ReTAS effectively reduces attribution inconsistency while significantly improving failure resolution rates in ambiguous scenarios.
The three-stage dialectical structure is more effective than simply prompting for "multi-perspective thinking."
Bias severity is inversely correlated with model capability — stronger models tend to be more consistent (GPT-5.1 achieves the lowest flip rate of 6%).

Highlights & Insights¶

Introducing a classic social psychology theory into AI agent analysis: AOA, as a human cognitive bias, is systematically validated to exist in LLMs — a finding with important implications for the reliability design of multi-agent systems.
Creative application of dialectics as a debiasing tool: The thesis–antithesis–synthesis structure is naturally suited to reconciling conflicting perspectives and is more operationally tractable than generic "remain objective" instructions.
Clever design of the AFB benchmark: Deliberately constructing ambiguous scenarios without deterministic root causes ensures that any systematic divergence in attribution can be ascribed to cognitive bias rather than capability differences.

Limitations & Future Work¶

The AFB benchmark is relatively small (200 scenarios) and may not cover all bias patterns.
The generalizability of dialectical alignment training — whether it transfers to domains not covered by AFB — remains an open question.
The synthesis stage may still be dominated by one perspective, leaving the bias incompletely eliminated.
AOA bias in non-failure scenarios (e.g., attribution of success) has not been explored.

vs.

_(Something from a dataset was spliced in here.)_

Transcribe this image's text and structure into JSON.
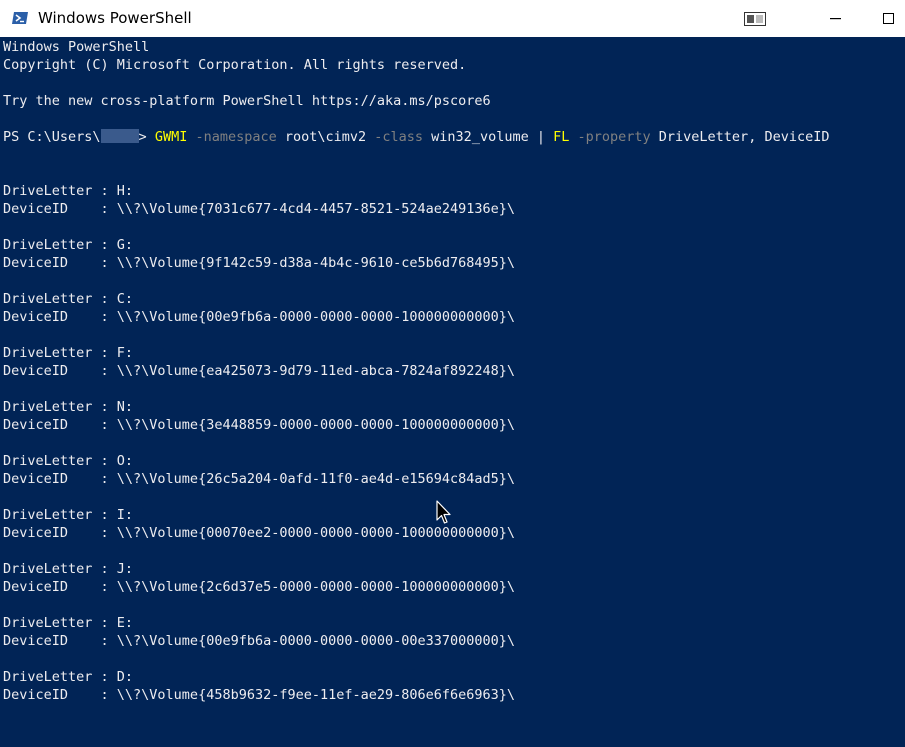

Reflexion / self-reflection methods: Self-reflection operates within the role framework and, under the influence of AOA bias, may reinforce erroneous attributions. ReTAS breaks role inertia through the explicit antithesis stage.
vs. multi-agent debate methods: Debate assigns opposing positions to different agents but lacks a structured synthesis mechanism. The synthesis stage in ReTAS provides an explicit framework for conflict reconciliation.